31 dicembre 2014

SCRITTORI E POPOLO SECONDO ASOR ROSA




Non ho mai amato il saggio Scrittori e popolo (1965) di Asor Rosa che ha contribuito non poco a fraintendere l'autentico pensiero di Gramsci. Considerato comunque il peso che il saggio ha avuto nel dibattito culturale e politico degli ultimi 40 anni, non sorprende che abbia avuto diverse edizioni. Non  a caso se ne parla ancora.  (fv)



Alberto Asor Rosa

Siamo rimasti senza il popolo

Intervista di Raffaelle De Santis

Pochi intellettuali come Alberto Asor Rosa hanno contribuito ad indagare a fondo il rapporto tra società e cultura. Asor Rosa è tra gli studiosi maggiormente animati da passione civile, autore di opere chiave, da Scrittori e popolo, in procinto di una nuova edizione a cinquant’anni dalla prima, alla Storia europea della letteratura italiana. Al ruolo del popolo nella nostra letteratura ha dedicato pagine importanti della sua vasta produzione critica.

Professore, è vero che oggi manca un grande romanzo sociale sul modello di quelli del passato?

«Quel tipo di romanzo nasce quando si ha alle spalle una realtà psicologica e intellettuale in cui la questione sociale ha un rilievo straordinario, che va al di là dei confini della letteratura. È stato così per Verga ma anche più recentemente per i neorealisti. Non è più così oggi».

Fatichiamo a prendere atto della realtà in cui viviamo?

«Dovremmo ragionare sul perché nonostante l’aumento delle diseguaglianze la questione sociale non vive nella coscienza della gente. Anche sui media assistiamo alla stessa disattenzione».

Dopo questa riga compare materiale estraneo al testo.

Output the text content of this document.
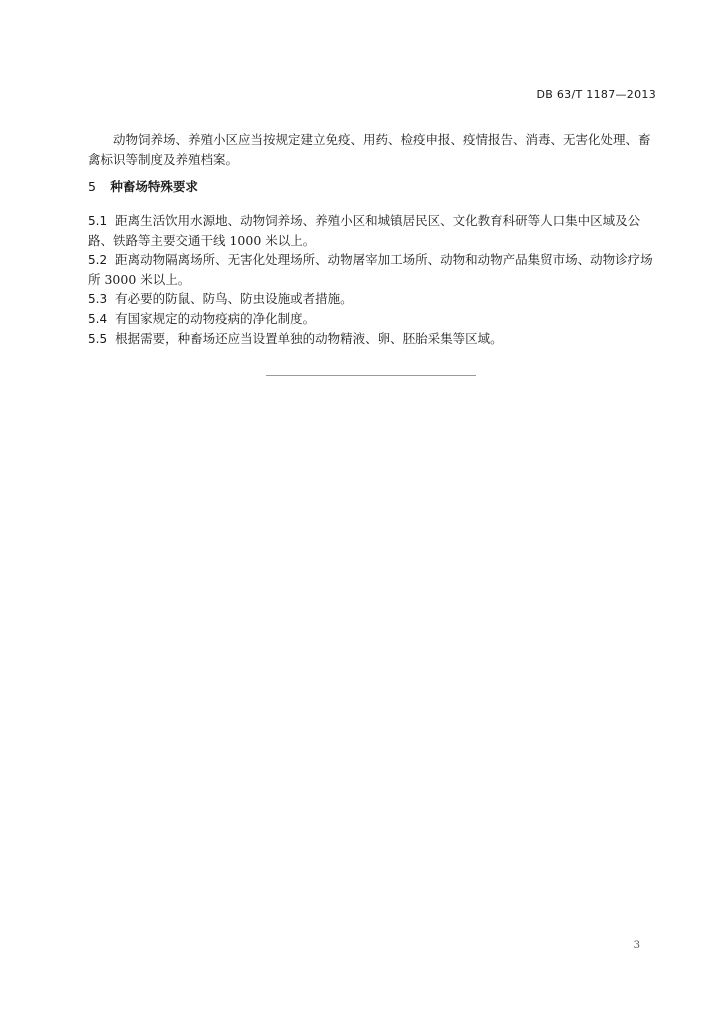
DB 63/T 1187—2013

动物饲养场、养殖小区应当按规定建立免疫、用药、检疫申报、疫情报告、消毒、无害化处理、畜禽标识等制度及养殖档案。

5 种畜场特殊要求
5.1 距离生活饮用水源地、动物饲养场、养殖小区和城镇居民区、文化教育科研等人口集中区域及公路、铁路等主要交通干线 1000 米以上。
5.2 距离动物隔离场所、无害化处理场所、动物屠宰加工场所、动物和动物产品集贸市场、动物诊疗场所 3000 米以上。
5.3 有必要的防鼠、防鸟、防虫设施或者措施。
5.4 有国家规定的动物疫病的净化制度。
5.5 根据需要，种畜场还应当设置单独的动物精液、卵、胚胎采集等区域。
3
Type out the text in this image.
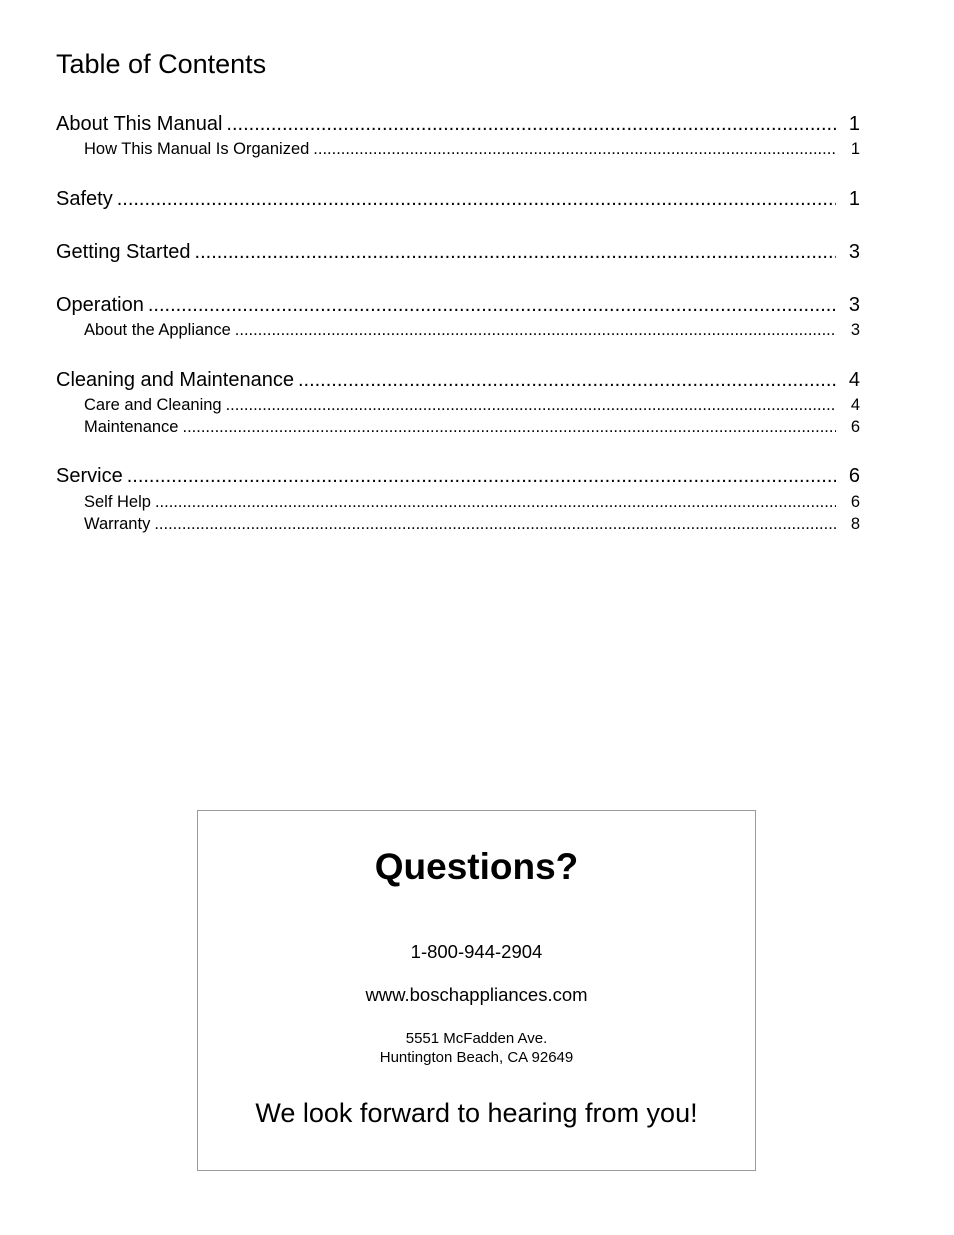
Table of Contents
About This Manual .....	1
How This Manual Is Organized .....	1
Safety .....	1
Getting Started .....	3
Operation .....	3
About the Appliance .....	3
Cleaning and Maintenance .....	4
Care and Cleaning .....	4
Maintenance .....	6
Service .....	6
Self Help .....	6
Warranty .....	8
Questions?
1-800-944-2904
www.boschappliances.com
5551 McFadden Ave.
Huntington Beach, CA 92649
We look forward to hearing from you!
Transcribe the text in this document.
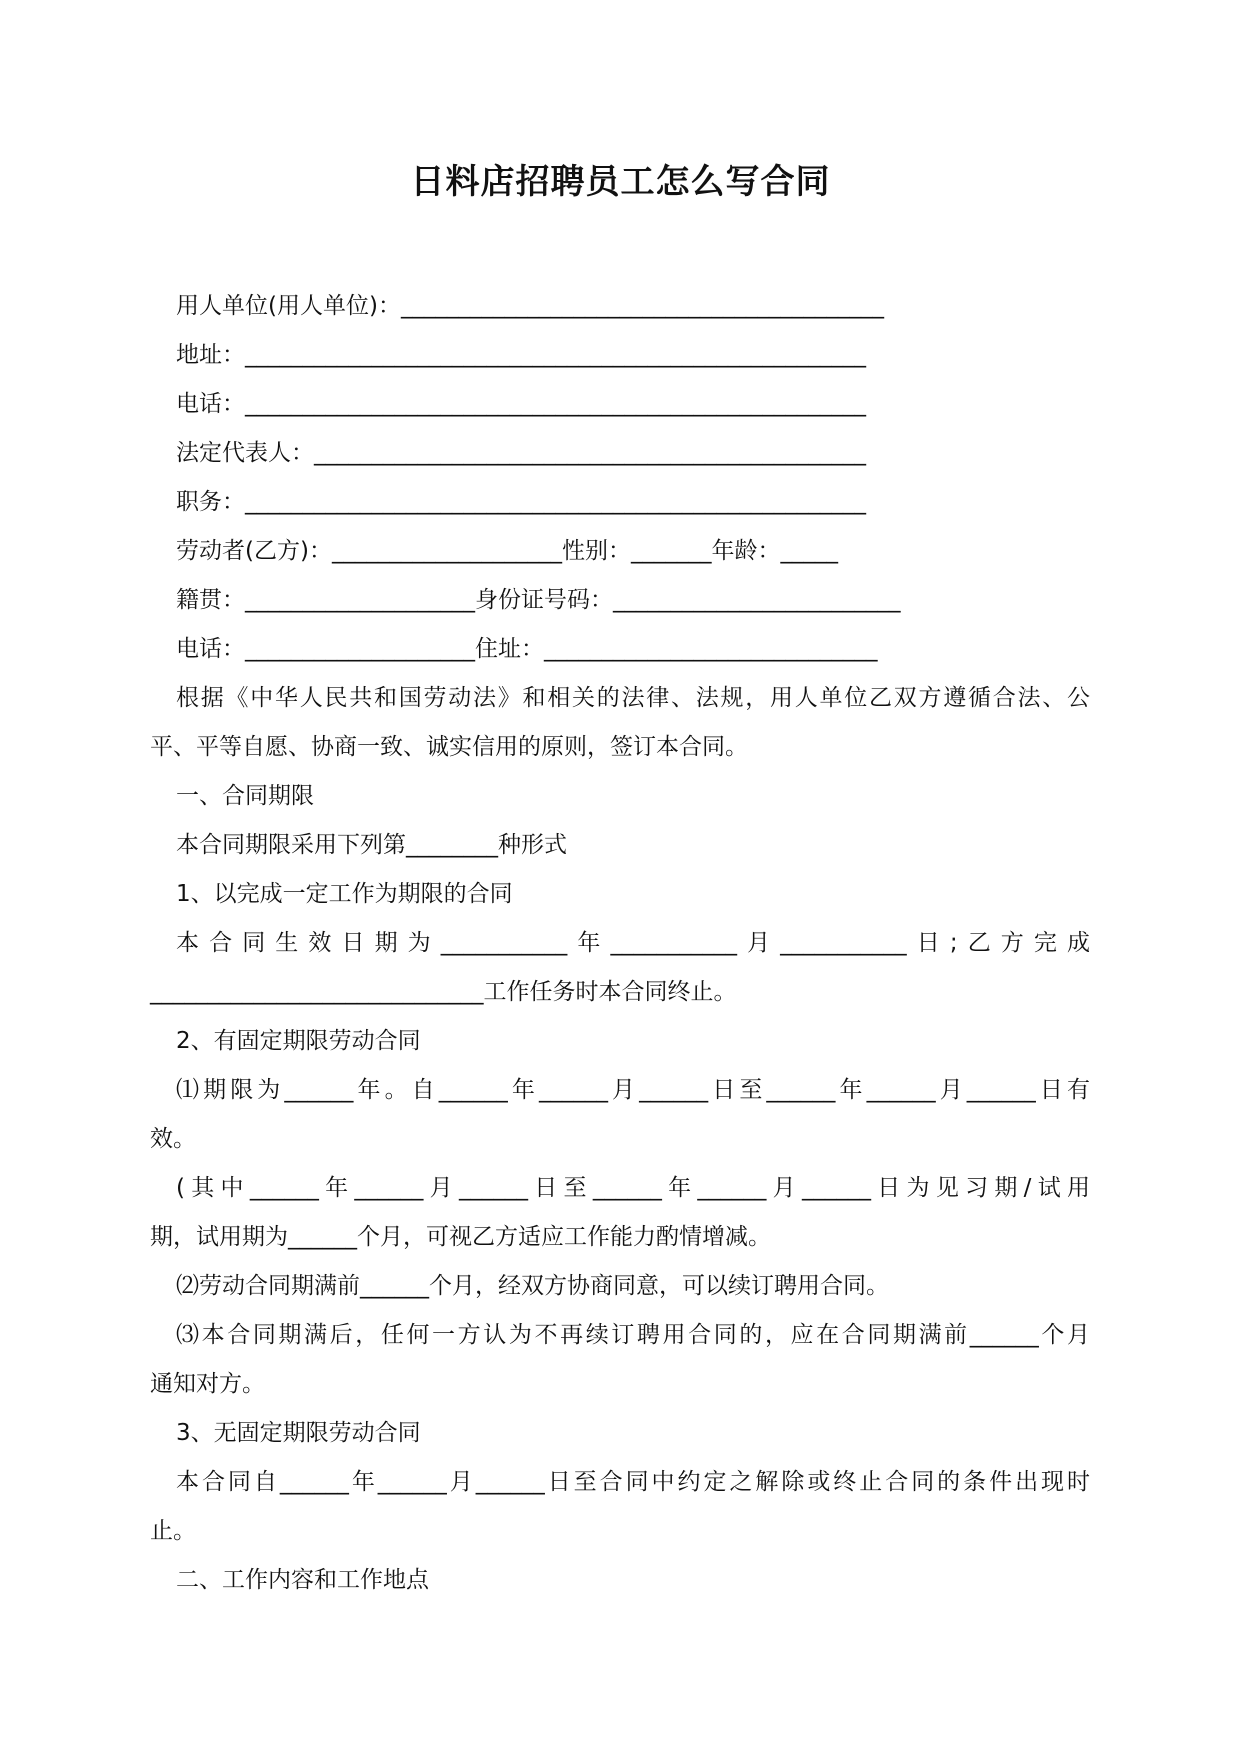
日料店招聘员工怎么写合同

用人单位(用人单位)：__________________________________________

地址：______________________________________________________

电话：______________________________________________________

法定代表人：________________________________________________

职务：______________________________________________________

劳动者(乙方)：____________________性别：_______年龄：_____

籍贯：____________________身份证号码：_________________________

电话：____________________住址：_____________________________

根据《中华人民共和国劳动法》和相关的法律、法规，用人单位乙双方遵循合法、公

平、平等自愿、协商一致、诚实信用的原则，签订本合同。

一、合同期限

本合同期限采用下列第________种形式

1、以完成一定工作为期限的合同

本合同生效日期为___________年___________月___________日;乙方完成

_____________________________工作任务时本合同终止。

2、有固定期限劳动合同

⑴期限为______年。自______年______月______日至______年______月______日有

效。

(其中______年______月______日至______年______月______日为见习期/试用

期，试用期为______个月，可视乙方适应工作能力酌情增减。

⑵劳动合同期满前______个月，经双方协商同意，可以续订聘用合同。

⑶本合同期满后，任何一方认为不再续订聘用合同的，应在合同期满前______个月

通知对方。

3、无固定期限劳动合同

本合同自______年______月______日至合同中约定之解除或终止合同的条件出现时

止。

二、工作内容和工作地点
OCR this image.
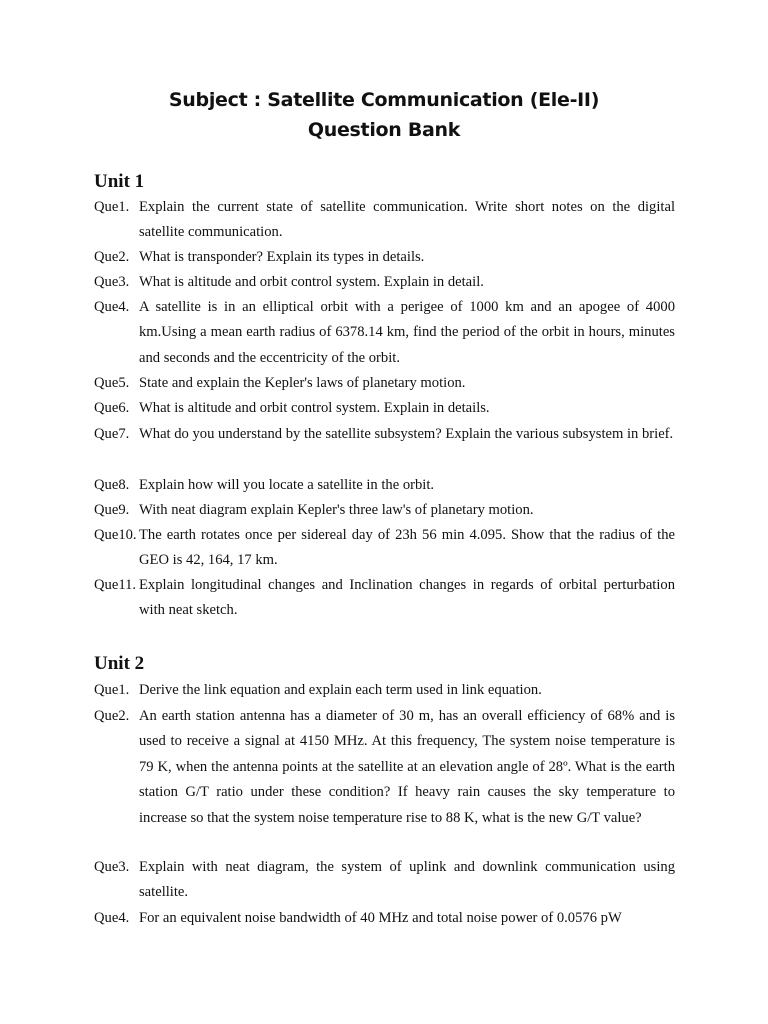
Subject : Satellite Communication (Ele-II)
Question Bank
Unit 1
Que1. Explain the current state of satellite communication. Write short notes on the digital satellite communication.
Que2. What is transponder? Explain its types in details.
Que3. What is altitude and orbit control system. Explain in detail.
Que4. A satellite is in an elliptical orbit with a perigee of 1000 km and an apogee of 4000 km.Using a mean earth radius of 6378.14 km, find the period of the orbit in hours, minutes and seconds and the eccentricity of the orbit.
Que5. State and explain the Kepler's laws of planetary motion.
Que6. What is altitude and orbit control system. Explain in details.
Que7. What do you understand by the satellite subsystem? Explain the various subsystem in brief.
Que8. Explain how will you locate a satellite in the orbit.
Que9. With neat diagram explain Kepler's three law's of planetary motion.
Que10. The earth rotates once per sidereal day of 23h 56 min 4.095. Show that the radius of the GEO is 42, 164, 17 km.
Que11. Explain longitudinal changes and Inclination changes in regards of orbital perturbation with neat sketch.
Unit 2
Que1. Derive the link equation and explain each term used in link equation.
Que2. An earth station antenna has a diameter of 30 m, has an overall efficiency of 68% and is used to receive a signal at 4150 MHz. At this frequency, The system noise temperature is 79 K, when the antenna points at the satellite at an elevation angle of 28º. What is the earth station G/T ratio under these condition? If heavy rain causes the sky temperature to increase so that the system noise temperature rise to 88 K, what is the new G/T value?
Que3. Explain with neat diagram, the system of uplink and downlink communication using satellite.
Que4. For an equivalent noise bandwidth of 40 MHz and total noise power of 0.0576 pW
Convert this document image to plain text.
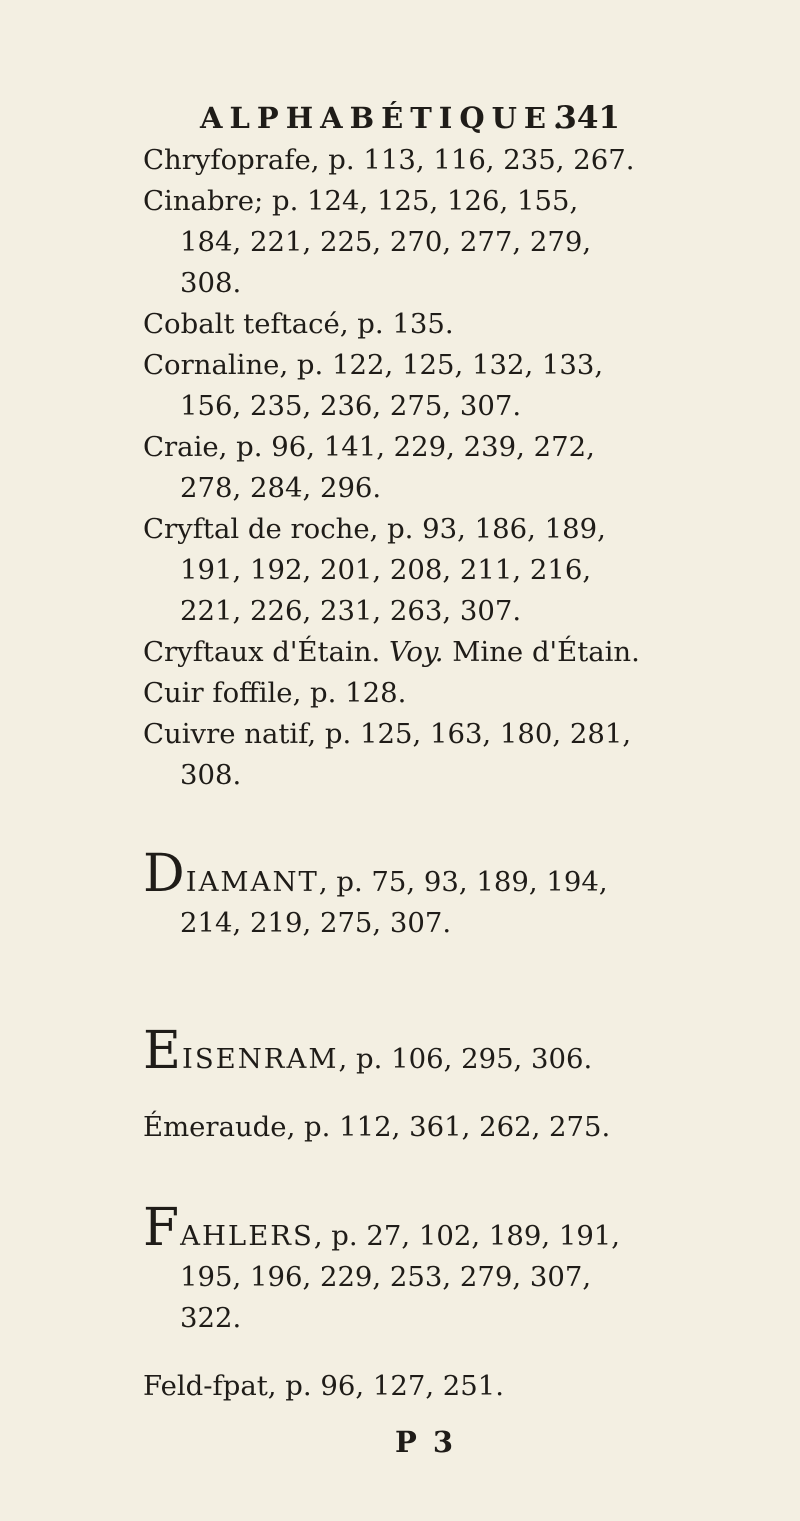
ALPHABÉTIQUE.
341

Chryfoprafe, p. 113, 116, 235, 267.

Cinabre; p. 124, 125, 126, 155, 184, 221, 225, 270, 277, 279, 308.

Cobalt teftacé, p. 135.

Cornaline, p. 122, 125, 132, 133, 156, 235, 236, 275, 307.

Craie, p. 96, 141, 229, 239, 272, 278, 284, 296.

Cryftal de roche, p. 93, 186, 189, 191, 192, 201, 208, 211, 216, 221, 226, 231, 263, 307.

Cryftaux d'Étain. Voy. Mine d'Étain.

Cuir foffile, p. 128.

Cuivre natif, p. 125, 163, 180, 281, 308.

DIAMANT, p. 75, 93, 189, 194, 214, 219, 275, 307.

EISENRAM, p. 106, 295, 306.

Émeraude, p. 112, 361, 262, 275.

FAHLERS, p. 27, 102, 189, 191, 195, 196, 229, 253, 279, 307, 322.

Feld-fpat, p. 96, 127, 251.

P 3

Eppure il bestseller di Thomas Piketty Il capitale nel X-XI secolo ha portato di nuovo alla ribalta il tema delle disuguaglianze sociali.

«Piketty è un fenomeno puramente intellettuale che ha avuto un enorme successo ma non trasforma la teoria in coscienza della prassi. Il tema dell’ingiustizia sociale rimane però assolutamente non popolare. La percezione e la condanna delle disuguaglianze nelle nostre società è stata respinta ai margini, non interessa ».

È una colpa da imputare agli scrittori?

«Il romanziere non può provocare qualcosa che non c’è. Come fa ad occuparsi del conflitto sociale e delle sue prospettive quando questi temi, soprattutto in Italia, non sono centrali, anzi sono marginalizzati? I teorici e gli analisti che se ne occupano si contano sulle dita di una mano e non sfondano il muro dell’indifferenza ».

Manca il coraggio della denuncia?

«Non parlerei di coraggio, perché in passato questa formula è stata spesso usata per chiedere agli scrittori cose sbagliate. In realtà i processi creativi sono più spontanei e naturali che indotti. Altrimenti si rischia di cadere in una posizione ideologica».

Nel suo libro Scrittori e popolo, lei demistificava il populismo di molti nostri letterati.

«Il libro, pubblicato nel 1965, è nato nel clima operaista di quegli anni. Allora denunciavo l’aspetto velleitario e ideologico di una critica sociale che non nasceva da intenti esclusivamente artistici ».

Come cambia oggi la prospettiva? È possibile che tra i nuovi scrittori nessuno abbia una coscienza sociale?

«Nella nuova edizione del libro ci saranno, tra gli altri, Melania Mazzucco, Giorgio Vasta, Nicola Lagioia, Mario Desiati, Valeria Parrella, ma non voglio dire di più. Se oggi gli scrittori non guardano al popolo è comprensibile: perché dovrebbero inventare qualcosa che non c’è?»
Fa anche questo parte del “grande silenzio” di cui parla nel libro intervista con Simonetta Fiori?

«Negli scrittori del neorealismo, in Vasco Pratolini, Carlo Bernari, Elio Vittorini, un’idea di popolo c’era, anche se riduttiva o sopraffatta dall’istanza ideologica. Era sanzionabile l’idea populista, ma questi scrittori contribuivano a far conoscere la realtà, la documentavano. Donnarumma all’assalto di Ottiero Ottieri è un grande testo di testimonianza sul mondo operaio. Ragazzi di vita e Una vita violenta di Pasolini hanno un marchio ideologico discutibile ma in quei libri c’è un’impronta reale. Il silenzio attuale di scrittori e intellettuali nasce dalla cecità rispetto alla questione sociale. La gente volta la testa dall’altra parte».

Rimpiange lo scrittore engagé?

«Come abitudine mentale tendo a non rimpiangere niente. Mi sembra una stagione passata, a cui è seguita nella letteratura una ricerca più povera, ristretta alle vicende dell’io, senza aperture al mondo esterno. Ormai i personaggi della narrativa sono fondamentalmente incardinati nella propria vicenda individuale».